MS

Evolution Exam Review

Speciation

  • Speciation: Process by which one species splits, creating new biological diversity.
  • Microevolution: Changes in allele frequency within a population over time.
  • Macroevolution: Broad evolutionary patterns above the species level, resulting from a series of speciation events.
  • Speciation bridges micro- and macroevolution.

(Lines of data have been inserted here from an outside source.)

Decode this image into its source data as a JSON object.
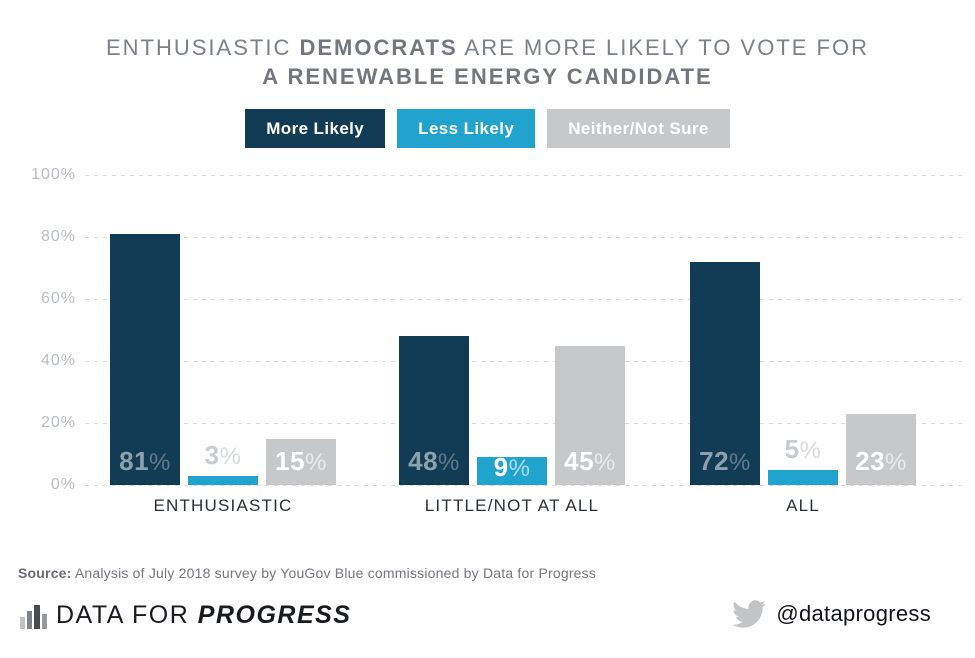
{
  "title": {
    "line1_prefix": "ENTHUSIASTIC",
    "line1_bold": "DEMOCRATS",
    "line1_suffix": "ARE MORE LIKELY TO VOTE FOR",
    "line2": "A RENEWABLE ENERGY CANDIDATE"
  },
  "chart_data": {
    "type": "bar",
    "categories": [
      "ENTHUSIASTIC",
      "LITTLE/NOT AT ALL",
      "ALL"
    ],
    "series": [
      {
        "name": "More Likely",
        "color": "#123C55",
        "values": [
          81,
          48,
          72
        ]
      },
      {
        "name": "Less Likely",
        "color": "#20A3CC",
        "values": [
          3,
          9,
          5
        ]
      },
      {
        "name": "Neither/Not Sure",
        "color": "#C7C8CA",
        "values": [
          15,
          45,
          23
        ]
      }
    ],
    "value_suffix": "%",
    "yticks": [
      0,
      20,
      40,
      60,
      80,
      100
    ],
    "ytick_suffix": "%",
    "ylim": [
      0,
      100
    ],
    "grid": "horizontal dashed",
    "legend_position": "top center"
  },
  "source": {
    "label": "Source:",
    "text": "Analysis of July 2018 survey by YouGov Blue commissioned by Data for Progress"
  },
  "footer": {
    "brand_regular": "DATA FOR",
    "brand_bold": "PROGRESS",
    "twitter_handle": "@dataprogress"
  },
  "colors": {
    "navy": "#123C55",
    "cyan": "#20A3CC",
    "gray": "#C7C8CA",
    "title_text": "#7C8187",
    "axis_text": "#B9BDC2",
    "category_text": "#2C3035",
    "gridline": "#D9DBDE",
    "source_text": "#75787D",
    "twitter_icon": "#C2C4C6"
  }
}
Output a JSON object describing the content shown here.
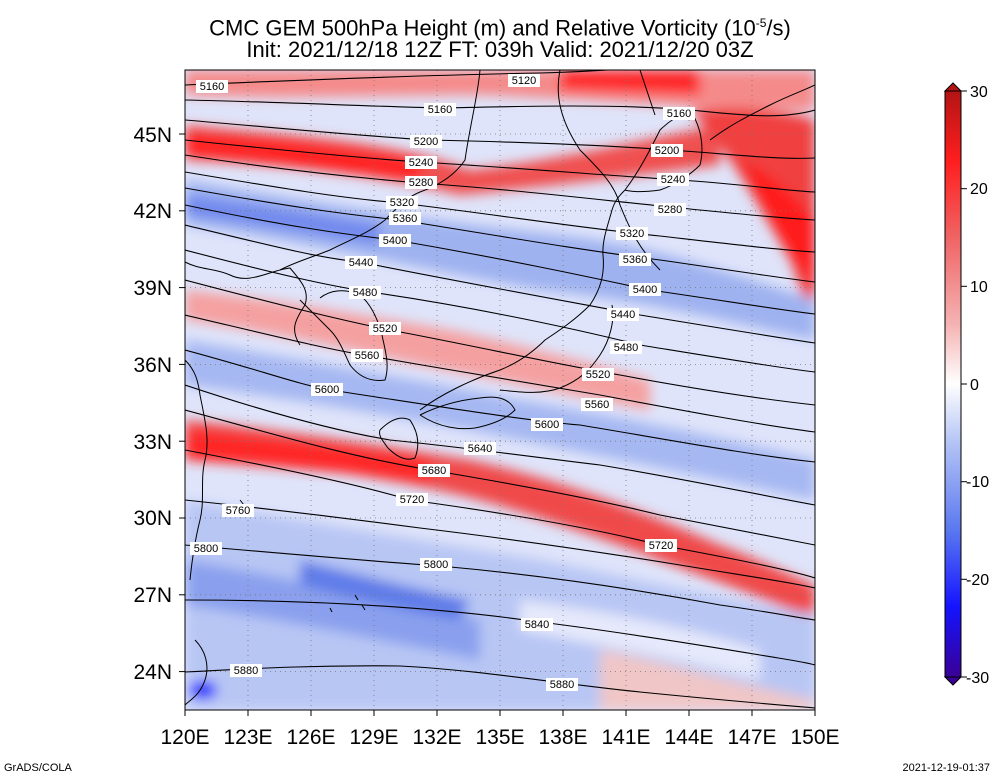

Biological Species Concept

  • Species: A group of populations capable of interbreeding with viable, fertile offspring.
  • Gene flow maintains genetic cohesion.
  • New species arise when populations become reproductively incompatible.
  • Reproductive isolation is key to new species formation.

Reproductive Isolation

  • Reproductive isolation: Barriers preventing interbreeding between species.
  • Hybrids: Offspring resulting from successful interbreeding between two species.

Prezygotic Barriers:

  • Habitat isolation: Species in different environments.
  • Temporal isolation: Different breeding times.
  • Behavioral isolation: Differing mating rituals.
  • Mechanical isolation: Physical incompatibility.
  • Gametic isolation: Incompatible eggs and sperm.

Postzygotic Barriers:

  • Reduced hybrid viability: Low survival rates.
  • Reduced hybrid fertility: Sterility.
  • Hybrid breakdown: Weak or sterile hybrid offspring.

Speciation Modes

  • Allopatric speciation: Geographic separation leads to divergence.
  • It involves mutation, natural selection, and genetic drift.
  • Sympatric speciation: Occurs without geographic separation.
  • Mechanisms include polyploidy, habitat differentiation, and sexual selection.

Polyploidy:

  • More than two sets of chromosomes (common in plants).
  • Autopolyploid: Multiple chromosome sets from one species.
  • Allopolyploid: Hybridization of different species.

Habitat Differentiation:

  • Use of different resources limiting gene flow.

Sexual Selection:

  • Selection based on mate preference, drives reproductive isolation.

Hybrid Zones

  • Areas where different species can meet and mate leading to:
  • Reinforcement: Strengthening of reproductive barriers.
  • Fusion: Weakening of reproductive barriers, merging species.
  • Stability: Continued hybridization without full fusion.

Macroevolution

  • Pattern of evolution above the species level over vast time scales.

Origin of Life

  • Abiotic synthesis of small organic molecules.
  • Joining of molecules forming macromolecules.
  • Molecules packaged into protocells.
  • Self-replication begins.
  • Alkaline vents and meteorites introduces molecules.

Fossil Records

It provides a biased view favoring species that existed longer, were abundant/widespread, and had hard parts.

Geological Record

  • Divided into eons (Hadean, Archaean, Proterozoic, Phanerozoic) and eras (Paleozoic, Mesozoic, Cenozoic).

Key Events:

  • Oxygen revolution: Accumulation of atmospheric oxygen.
  • Eukaryotes Originated 1.8 BYA by endosymbiosis
  • Evolution of multicellular eukaryotes: Increasing diversity and complexity.
  • Ediacaran period: Emergence of complex, soft-bodied organisms.
  • Cambrian explosion: Sudden appearance of modern animal phyla.
  • Colonization of land: Plants, fungi, and animals adapt to terrestrial environments.

Plate Tectonics

  • Movement of plates causes habitat and climate change as well as allopatric speciation.

Mass Extinctions

  • Events causing significant species loss.

Permian Extinction:

  • Volcanic activity, global warming, ocean acidification.
  • Cretaceous Extinction: Asteroid impact, habitat change, climate change.

Adaptive Radiation

  • Rapid evolution of diverse species from a common ancestor.
  • Often follows extinction events or the evolution of new traits.

Phylogeny

  • Evolutionary History of a species or group represented by tree branching diagrams.
  • Key concepts in tree building.
  • Rooted tree: Includes a common ancestor.
  • Branch point: Shows divergence of lineages.
  • Sister taxa: Closest relatives.
  • Basal taxon: Early diverging lineage.
  • Polytomy: Unresolved lineage with multiple branches.

Taxonomy

  • It’s a classification and naming of organisms which follows the Linnaean system.
  • Hierarchical classification:
  • Domain, Kingdom, Phylum, Class, Order, Family, Genus, Species.
  • Binomial nomenclature (Genus species).

Phylogenetic Trees Interpretations

  • They show decent not phenotype and branching pattern not timeline. They also don’t indicate that a species evolved from an adjacent taxon.

Phylogenies

They’re inferred from morphological and molecular data using homology versus analogy.

Cladistics:

  • Uses shared homologous characteristics to infer phylogeny.
  • Identify clades (monophyletic, paraphyletic, polyphyletic).

Characters:

  • Shared derived (unique to a clade) vs. shared ancestral characters.